Ese efecto de luz remarca el apodo de Marie, Casque d'or (Casco o yelmo de oro), quien, en realidad se llamaba Amelie Elie, ya que el argumento está inspirado en un suceso real que tuvo lugar entonces, en 1902, en los tiempos de la Belle Epoque, cuando los llamados apaches, con sus trajes y bombines, dominaban la delincuencia en París, en la zona de la calle de Cascades, lo que implicaba alianzas bajo mano con algunos representantes de la ley. Leca (Claude Dauphin) era su jefe, alguien sin escrúpulos ( como el depredador tratante de arte que encarna Lino Ventura en Los amantes de Montparnasse, al acecho de la muerte de Modigliani, porque sabe que muerto es cuando se venderán mejor sus cuadros). Leca es la corrupción tras una sonrisa tan afilada como las navajas que usan para dirimir las diferencias, como las pugnas por quien posee (ya que representa una propiedad de lujo; seña de distinción) la prostituta Marie. Pero si hay quien se deja llevar por la visceralidad, como Roland (William Sabatier), el secuaz que no acepta que Marie, primero, baile, y después, ame, a Manda, y desafíe a éste, pero de frente, los hay como Leca que utilizan estrategias más sibilinas, más traicioneras, porque también aspira a poseer a Marie ( hay que ver cómo usa la navaja cuando le vemos en la primera conversación con Marie, cuando se supone que tiene que amonestarla por dejar en mal lugar a su hombre por bailar con Manda, aunque lo que hace es echarle los tejos; o cómo roza con su dedo el cuello de Marie cuando le pregunta si ha decidido dejar a Roland).

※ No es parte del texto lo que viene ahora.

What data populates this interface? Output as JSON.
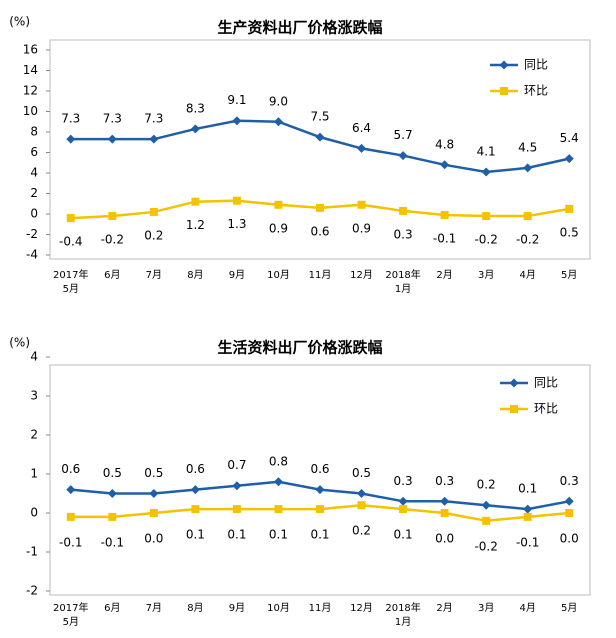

Son innumerables los momentos extraordinarios de esta obra que brilla tanto por su prodigiosa precisión, que extirpa lo accesorio, como por la lacerante poesía que va calando en la narración en su portentoso último tramo, todo un ballet de gestos, miradas y acciones que rasga las entrañas. Es difícil no resaltar la belleza de la amistad de Manda con el apache Raymond (Raymond Bussieres), con quien se reencuentra, tras seis años, en las primeras secuencias; exquisitas y elocuentes secuencias como aquella en la que Marie y Manda contemplan la boda en la iglesia (ese gesto de Manda mirándola a ella, con el mantillo en la cabeza, con el gesto resplandeciente observando el fuera de campo que quisiera protagonizar, el de la boda...); la alegría de Marie, al despertar tras su primera noche de amor, cuando se percata, por la ropa de él sobre la silla, que Manda no se ha marchado y, en cambio, su desesperación al despertar otro día y percatarse de que su ropa no está, con lo que comprende que ha ido a entregarse a la policía para así liberar a su amigo Raymond, delatado por Leca; la sublime secuencia de la ejecución del traidor y corrupto Leca, irónicamente en las dependencias de la policía, de una rasgante intensidad (que anhela convertirse en grito) que sólo encuentro parangonable en el cine de Peckinpah; o cómo el resplandor del citado bello primer plano de un amor a realizarse, de una mirada que admira al hombre que ama, y con el que va a hacer el amor por primera vez, se transforma en la secuencia final en el primer plano que lamenta la desaparición de su contraplano, ya convertido, irremisiblemente, en ausencia (cuando contempla desde la ventana de un hotel cómo es ejecutado con la guillotina). Celebremos lo sublime, como la muerte, la tragedia y la desolación, en la conclusión de la película, es contrarrestada con la evocación del momento de la sensación verdadera, la danza de un amor resplandeciente y excepcional que Marie y Manda vivieron fugazmente pero con envidiable plenitud.